La tempête qui a tout balayé sur son passage entre Windsor et Québec samedi soir a fait au moins dix morts, neuf en Ontario et un au Québec. Cet orage de type rare a ravagé des centaines de résidences et privé des centaines de milliers de foyers d’électricité.

André Lanctôt entassait, lundi, les débris éparpillés sur son terrain et rafistolait son toit arraché par la tempête de samedi dernier. De sa demeure de Sainte-Anne-des-Plaines, au nord de Montréal, il explique comment il a vu s’approcher la tempête dans le champ devant chez lui.

« Ça a commencé, il faisait noir, mais pas tant que ça. […] Puis, j’ai vu une espèce de nuage opaque brun, au ras du sol, de la couleur de la terre, qui était  rempli justement de terre. Ça s’en venait vite. D’un coup, tous mes meubles de patio ont été soulevés et sont partis au vent en même temps. Je capotais. »

Sa fille, partie quelques minutes plus tôt de chez lui, l’appelle alors, paniquée. La voiture devant elle vient de se renverser, et les poteaux électriques s’effondrent un à un aux alentours.

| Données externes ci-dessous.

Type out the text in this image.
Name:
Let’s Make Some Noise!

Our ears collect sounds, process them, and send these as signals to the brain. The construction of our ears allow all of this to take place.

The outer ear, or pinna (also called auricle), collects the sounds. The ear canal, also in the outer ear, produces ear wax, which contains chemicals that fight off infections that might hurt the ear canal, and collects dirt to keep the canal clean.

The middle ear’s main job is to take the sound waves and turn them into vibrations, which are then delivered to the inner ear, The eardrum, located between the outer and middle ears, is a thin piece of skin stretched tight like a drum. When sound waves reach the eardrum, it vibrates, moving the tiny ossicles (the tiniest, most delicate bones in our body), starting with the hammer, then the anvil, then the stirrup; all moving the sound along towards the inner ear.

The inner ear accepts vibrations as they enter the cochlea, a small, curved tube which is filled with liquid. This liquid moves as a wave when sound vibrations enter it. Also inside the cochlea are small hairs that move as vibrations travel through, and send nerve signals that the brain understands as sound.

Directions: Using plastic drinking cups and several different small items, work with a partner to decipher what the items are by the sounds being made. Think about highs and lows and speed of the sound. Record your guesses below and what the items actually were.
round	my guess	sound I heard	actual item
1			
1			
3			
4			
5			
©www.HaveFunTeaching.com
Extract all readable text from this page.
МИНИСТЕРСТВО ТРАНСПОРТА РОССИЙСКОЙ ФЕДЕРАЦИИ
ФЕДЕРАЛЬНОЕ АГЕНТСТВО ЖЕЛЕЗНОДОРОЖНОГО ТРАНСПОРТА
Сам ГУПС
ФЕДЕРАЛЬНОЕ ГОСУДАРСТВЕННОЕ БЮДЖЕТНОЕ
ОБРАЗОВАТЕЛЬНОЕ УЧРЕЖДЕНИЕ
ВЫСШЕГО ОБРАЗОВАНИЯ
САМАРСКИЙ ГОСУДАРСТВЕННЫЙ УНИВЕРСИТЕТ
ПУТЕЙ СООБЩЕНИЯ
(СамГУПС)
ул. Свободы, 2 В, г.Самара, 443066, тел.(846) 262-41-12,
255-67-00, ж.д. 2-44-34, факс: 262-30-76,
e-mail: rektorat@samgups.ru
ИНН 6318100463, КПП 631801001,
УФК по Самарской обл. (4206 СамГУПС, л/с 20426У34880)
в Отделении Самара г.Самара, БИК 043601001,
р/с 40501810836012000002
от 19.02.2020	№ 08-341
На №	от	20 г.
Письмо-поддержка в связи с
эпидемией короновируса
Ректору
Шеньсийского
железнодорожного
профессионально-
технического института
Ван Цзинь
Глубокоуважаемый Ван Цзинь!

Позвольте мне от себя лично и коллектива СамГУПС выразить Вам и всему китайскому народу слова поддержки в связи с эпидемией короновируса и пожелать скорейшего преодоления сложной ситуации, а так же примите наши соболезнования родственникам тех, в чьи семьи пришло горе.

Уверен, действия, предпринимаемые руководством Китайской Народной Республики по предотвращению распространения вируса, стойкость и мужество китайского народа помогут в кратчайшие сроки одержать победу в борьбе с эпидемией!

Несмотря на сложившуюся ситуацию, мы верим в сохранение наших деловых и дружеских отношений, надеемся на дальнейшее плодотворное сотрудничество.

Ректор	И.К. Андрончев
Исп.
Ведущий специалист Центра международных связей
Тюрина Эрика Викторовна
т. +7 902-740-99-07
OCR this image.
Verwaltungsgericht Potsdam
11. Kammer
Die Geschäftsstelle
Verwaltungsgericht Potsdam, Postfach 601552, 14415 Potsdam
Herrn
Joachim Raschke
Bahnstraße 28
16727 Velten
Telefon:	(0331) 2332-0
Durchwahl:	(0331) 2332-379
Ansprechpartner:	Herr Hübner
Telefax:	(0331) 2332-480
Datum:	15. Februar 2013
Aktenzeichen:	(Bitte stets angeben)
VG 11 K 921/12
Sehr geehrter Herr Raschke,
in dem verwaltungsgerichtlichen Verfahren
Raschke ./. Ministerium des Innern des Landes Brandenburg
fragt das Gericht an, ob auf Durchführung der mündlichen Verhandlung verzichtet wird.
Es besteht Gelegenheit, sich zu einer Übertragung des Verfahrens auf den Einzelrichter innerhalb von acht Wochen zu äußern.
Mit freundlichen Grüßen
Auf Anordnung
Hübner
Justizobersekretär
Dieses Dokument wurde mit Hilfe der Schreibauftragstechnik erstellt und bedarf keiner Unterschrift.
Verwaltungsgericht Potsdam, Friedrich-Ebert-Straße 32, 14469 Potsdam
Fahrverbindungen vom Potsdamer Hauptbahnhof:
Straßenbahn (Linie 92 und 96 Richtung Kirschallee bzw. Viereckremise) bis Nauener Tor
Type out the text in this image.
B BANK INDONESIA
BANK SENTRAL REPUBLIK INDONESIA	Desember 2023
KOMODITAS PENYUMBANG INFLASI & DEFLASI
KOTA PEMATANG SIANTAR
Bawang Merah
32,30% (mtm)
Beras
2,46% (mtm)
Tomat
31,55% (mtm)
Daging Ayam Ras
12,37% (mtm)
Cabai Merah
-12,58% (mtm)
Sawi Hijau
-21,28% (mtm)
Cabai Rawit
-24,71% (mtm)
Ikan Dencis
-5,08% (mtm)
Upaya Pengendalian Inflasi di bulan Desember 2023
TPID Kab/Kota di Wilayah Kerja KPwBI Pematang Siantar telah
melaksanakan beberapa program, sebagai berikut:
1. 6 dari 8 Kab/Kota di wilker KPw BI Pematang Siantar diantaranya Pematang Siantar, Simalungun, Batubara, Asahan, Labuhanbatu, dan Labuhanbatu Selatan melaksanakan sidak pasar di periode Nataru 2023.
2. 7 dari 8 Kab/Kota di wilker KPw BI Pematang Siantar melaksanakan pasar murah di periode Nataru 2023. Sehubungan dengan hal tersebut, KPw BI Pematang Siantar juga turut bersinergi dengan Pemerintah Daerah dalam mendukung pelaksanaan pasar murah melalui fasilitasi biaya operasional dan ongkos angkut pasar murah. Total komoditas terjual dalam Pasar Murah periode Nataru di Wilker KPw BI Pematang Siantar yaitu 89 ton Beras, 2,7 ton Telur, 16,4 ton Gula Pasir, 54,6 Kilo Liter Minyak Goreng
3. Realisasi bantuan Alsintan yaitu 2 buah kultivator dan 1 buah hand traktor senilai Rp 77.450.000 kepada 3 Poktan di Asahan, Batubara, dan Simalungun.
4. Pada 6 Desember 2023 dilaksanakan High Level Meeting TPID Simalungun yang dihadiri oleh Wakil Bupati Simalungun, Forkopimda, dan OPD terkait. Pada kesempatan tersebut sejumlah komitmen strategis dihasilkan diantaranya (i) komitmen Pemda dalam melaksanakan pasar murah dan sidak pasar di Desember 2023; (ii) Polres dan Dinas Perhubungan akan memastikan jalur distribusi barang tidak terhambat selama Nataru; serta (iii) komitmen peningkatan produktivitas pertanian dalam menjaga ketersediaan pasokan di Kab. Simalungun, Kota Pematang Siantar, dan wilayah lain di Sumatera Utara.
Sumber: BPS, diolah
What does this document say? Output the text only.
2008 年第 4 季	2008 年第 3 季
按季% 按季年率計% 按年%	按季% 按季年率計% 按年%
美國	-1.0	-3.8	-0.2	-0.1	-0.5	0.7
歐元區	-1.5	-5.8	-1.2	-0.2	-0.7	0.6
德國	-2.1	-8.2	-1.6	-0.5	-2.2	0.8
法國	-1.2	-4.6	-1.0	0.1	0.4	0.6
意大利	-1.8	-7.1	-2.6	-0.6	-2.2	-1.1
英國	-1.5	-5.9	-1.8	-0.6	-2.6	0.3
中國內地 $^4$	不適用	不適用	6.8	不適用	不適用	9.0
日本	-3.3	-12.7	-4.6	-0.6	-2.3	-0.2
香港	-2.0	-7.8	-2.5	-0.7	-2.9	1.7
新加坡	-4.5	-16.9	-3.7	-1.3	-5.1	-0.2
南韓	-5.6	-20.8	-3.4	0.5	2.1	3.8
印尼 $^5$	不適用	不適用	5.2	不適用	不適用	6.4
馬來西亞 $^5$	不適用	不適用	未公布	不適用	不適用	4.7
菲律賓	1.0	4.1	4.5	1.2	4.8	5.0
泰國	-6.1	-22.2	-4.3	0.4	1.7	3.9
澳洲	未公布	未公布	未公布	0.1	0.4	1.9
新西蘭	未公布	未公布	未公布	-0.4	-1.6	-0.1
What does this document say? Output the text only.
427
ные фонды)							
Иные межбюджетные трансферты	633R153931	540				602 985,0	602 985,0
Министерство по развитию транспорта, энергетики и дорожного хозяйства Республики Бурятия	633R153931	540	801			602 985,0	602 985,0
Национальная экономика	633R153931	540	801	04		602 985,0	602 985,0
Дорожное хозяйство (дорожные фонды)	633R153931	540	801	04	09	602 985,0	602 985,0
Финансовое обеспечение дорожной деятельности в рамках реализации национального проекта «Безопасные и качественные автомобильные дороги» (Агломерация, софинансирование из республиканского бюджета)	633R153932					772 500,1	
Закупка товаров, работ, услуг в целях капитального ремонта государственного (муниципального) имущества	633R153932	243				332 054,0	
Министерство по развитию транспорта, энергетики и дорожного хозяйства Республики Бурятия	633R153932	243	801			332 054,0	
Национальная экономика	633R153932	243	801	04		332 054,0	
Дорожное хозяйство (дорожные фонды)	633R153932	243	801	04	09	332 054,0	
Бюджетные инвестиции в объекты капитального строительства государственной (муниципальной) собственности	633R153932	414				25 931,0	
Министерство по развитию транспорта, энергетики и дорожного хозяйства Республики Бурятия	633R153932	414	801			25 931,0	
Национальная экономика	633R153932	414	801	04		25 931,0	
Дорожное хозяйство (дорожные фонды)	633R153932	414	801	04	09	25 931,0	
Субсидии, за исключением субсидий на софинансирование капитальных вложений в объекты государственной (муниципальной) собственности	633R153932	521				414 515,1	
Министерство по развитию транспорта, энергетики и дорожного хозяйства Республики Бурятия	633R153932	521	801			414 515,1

Tous finalement sains et saufs, ils s’en sortent avec une grande peur et un été de rénovation devant eux. « On est habitués aux coups de vent, on est dans la plaine. Mais je n’ai jamais vu ça aussi fort. Le son que ça faisait. C’était épeurant. »

La tempête a laissé des cicatrices bien visibles dans le voisinage. Non loin, le silo de béton de Pierre Chaumont a été soufflé sur le toit de sa grange, qui a ainsi été partiellement détruite. « Ma grange s’est levée et s’est déplacée de deux pieds, ajoute-t-il au Devoir. Il n’en fallait pas beaucoup pour qu’elle parte carrément au vent. Ça fait 100 ans qu’elle est là. » Des blocs de béton projetés aux alentours témoignent de la force du vent.

Des rafales entre 100 et 130 km/h ont été enregistrées à plusieurs endroits samedi en fin d’après-midi au Québec sur la trajectoire de la ligne d’orages.

Photo: Valérian Mazataud Le Devoir Le silo de béton de Pierre Chaumont a été soufflé sur le toit de sa grange, ce qui l’a en partie détruite.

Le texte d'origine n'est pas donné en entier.